England v Australia: The Limits to a Rugby Dream

November 7, 2009

Jonny Wilkinson

England versus Australia at Twickenham promised to be a long-awaited dream, the return of super-hero Johnny Wilkinson. In the end it revealed both the power and the limit of dreams and visions

Listening to the match warm-up, I was struck by the power that the dream held over the English commentators. The programme began with film reminding everyone of the glorious history of JW culminating in the drop goal that won a world cup, and launched a thousand dreams of England rugby supremacy.

It was not to be. Ah, but in the lean years JW had been injured. The extent of the injuries somehow promised more for the time when he would come back. And in the true style of heroes he went to a foreign land to recover. Now he was returned. Australia had lost five out of six of their last internationals. All seemed to signal an opportunity for the dream to come true.

The dream start

In the movies, the game would start badly and England would fight back to snatch victory. In fact England had a dream start. JW oozed confidence and competence. Every touch was cheered by the crowd. Yes, the team collectively also seemed to draw confidence from somewhere. The mistakes which marred England’s performances in recent matches were near eliminated, and it was Australia who gave away penalties. And it was Wilkinson who stepped up to take his first kick and the old magic was still there. So team, crowd, and commentators were at one. This game was destined to be won.

Unnoticed signals

As a neutral observer I was less influenced by the dream. England were playing better, but there was a familiar ponderousness in attack. In contrast Australia were quicker in defence and attack. Only those unexpected mistakes were keeping England in the game. Meanwhile the commentators continued to be on Wilco watch. And he was playing well. England held on to their lead (all penalties). But Australia cut through for the only try, and created and spilled more chances.

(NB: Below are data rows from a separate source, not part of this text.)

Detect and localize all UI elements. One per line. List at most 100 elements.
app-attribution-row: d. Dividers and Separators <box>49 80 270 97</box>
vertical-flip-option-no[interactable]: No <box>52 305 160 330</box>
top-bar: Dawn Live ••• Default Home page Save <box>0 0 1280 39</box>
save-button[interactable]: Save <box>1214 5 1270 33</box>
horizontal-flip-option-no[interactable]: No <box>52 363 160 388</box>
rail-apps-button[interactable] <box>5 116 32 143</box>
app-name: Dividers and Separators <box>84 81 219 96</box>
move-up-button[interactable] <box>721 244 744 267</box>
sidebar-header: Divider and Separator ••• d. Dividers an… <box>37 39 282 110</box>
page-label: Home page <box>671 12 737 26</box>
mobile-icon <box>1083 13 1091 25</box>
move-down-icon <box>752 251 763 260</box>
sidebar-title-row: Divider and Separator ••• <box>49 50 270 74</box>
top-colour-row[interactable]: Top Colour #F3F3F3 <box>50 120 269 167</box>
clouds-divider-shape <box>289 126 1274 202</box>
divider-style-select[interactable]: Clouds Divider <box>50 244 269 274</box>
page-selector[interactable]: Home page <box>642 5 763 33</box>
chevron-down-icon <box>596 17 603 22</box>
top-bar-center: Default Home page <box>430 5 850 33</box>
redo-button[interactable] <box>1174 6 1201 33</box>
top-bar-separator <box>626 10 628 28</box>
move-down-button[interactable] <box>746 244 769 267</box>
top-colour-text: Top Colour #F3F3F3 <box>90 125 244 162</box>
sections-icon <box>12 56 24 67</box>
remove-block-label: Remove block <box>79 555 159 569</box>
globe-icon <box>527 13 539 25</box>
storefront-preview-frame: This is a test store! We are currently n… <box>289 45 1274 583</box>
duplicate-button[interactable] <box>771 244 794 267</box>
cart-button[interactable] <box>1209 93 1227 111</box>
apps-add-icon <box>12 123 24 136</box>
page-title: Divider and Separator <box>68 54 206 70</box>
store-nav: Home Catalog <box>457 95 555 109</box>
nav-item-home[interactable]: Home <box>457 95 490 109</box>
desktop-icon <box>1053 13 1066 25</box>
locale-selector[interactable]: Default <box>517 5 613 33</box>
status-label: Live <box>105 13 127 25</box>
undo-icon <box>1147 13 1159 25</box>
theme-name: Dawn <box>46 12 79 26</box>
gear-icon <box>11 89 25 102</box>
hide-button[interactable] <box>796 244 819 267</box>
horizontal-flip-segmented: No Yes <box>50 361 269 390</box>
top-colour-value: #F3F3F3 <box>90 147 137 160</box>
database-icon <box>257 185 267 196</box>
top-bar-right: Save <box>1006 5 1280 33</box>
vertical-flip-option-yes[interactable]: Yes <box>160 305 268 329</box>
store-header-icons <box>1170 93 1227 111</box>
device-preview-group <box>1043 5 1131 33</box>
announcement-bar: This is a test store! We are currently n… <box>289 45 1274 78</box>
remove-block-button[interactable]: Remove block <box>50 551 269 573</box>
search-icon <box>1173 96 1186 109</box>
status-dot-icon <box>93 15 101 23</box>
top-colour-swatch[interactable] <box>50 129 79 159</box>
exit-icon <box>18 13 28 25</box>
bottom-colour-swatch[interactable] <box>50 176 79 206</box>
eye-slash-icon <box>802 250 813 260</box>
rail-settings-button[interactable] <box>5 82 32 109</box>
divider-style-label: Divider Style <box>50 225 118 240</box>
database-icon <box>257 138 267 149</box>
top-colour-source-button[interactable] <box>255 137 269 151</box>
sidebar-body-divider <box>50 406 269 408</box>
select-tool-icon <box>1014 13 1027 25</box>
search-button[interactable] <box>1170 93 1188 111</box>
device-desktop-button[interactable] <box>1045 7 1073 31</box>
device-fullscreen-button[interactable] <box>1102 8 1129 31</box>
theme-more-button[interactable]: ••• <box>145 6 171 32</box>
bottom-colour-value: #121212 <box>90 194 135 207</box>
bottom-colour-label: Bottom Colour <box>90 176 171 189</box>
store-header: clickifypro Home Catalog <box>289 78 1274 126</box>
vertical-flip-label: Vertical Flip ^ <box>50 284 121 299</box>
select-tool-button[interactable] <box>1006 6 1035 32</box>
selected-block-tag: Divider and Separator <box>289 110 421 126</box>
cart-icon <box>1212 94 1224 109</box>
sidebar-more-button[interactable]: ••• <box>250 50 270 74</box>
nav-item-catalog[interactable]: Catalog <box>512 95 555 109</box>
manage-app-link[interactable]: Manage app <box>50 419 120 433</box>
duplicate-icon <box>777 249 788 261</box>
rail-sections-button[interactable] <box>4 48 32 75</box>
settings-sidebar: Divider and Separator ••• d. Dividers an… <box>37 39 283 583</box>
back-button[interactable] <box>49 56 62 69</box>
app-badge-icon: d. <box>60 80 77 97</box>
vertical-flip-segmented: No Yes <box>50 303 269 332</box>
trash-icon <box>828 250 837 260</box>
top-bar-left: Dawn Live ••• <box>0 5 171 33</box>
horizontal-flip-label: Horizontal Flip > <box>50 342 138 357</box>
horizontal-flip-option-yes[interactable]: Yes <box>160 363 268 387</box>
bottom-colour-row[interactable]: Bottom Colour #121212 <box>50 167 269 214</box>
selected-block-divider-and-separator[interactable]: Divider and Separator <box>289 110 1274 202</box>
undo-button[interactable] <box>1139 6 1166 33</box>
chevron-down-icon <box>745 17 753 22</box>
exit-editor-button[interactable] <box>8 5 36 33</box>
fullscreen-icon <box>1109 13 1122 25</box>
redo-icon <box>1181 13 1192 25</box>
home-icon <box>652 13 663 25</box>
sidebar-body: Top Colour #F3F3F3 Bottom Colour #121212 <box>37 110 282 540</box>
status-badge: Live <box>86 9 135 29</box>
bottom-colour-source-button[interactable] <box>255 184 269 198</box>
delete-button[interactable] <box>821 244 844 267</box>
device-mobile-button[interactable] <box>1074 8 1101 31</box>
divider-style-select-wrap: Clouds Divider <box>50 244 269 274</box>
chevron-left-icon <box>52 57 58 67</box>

Into the second half and Australia seemed more and more likely to score tries, England less likely. When Australia were still behind I noted ‘Final score: Aust by at least 4 points’. Thirty seconds later another incisive break and it was 18-9 a scoreline which Australia defended rather comfortably.

Leadership lessons?

The iinfluence processes of a charismatic leader remains a bit of a mystery. Current theories suggest a symbolic process through which a social group simplifies reality into a belief system. That is part of what is also called sense-making. The result can help the group overcome fears and anxieties. The cost is that of holding unrealistic beliefs of the leader’s capabilities to be a saviour.

I rather think JW had a positive effect on team performance which lasted through the game. England did not wilt. They did not lapse into recent error-prone ways. Individuals played to their potential. It just wasn’t quite good enough. The dream helped. But there was a limit beyond which the dream could not survive.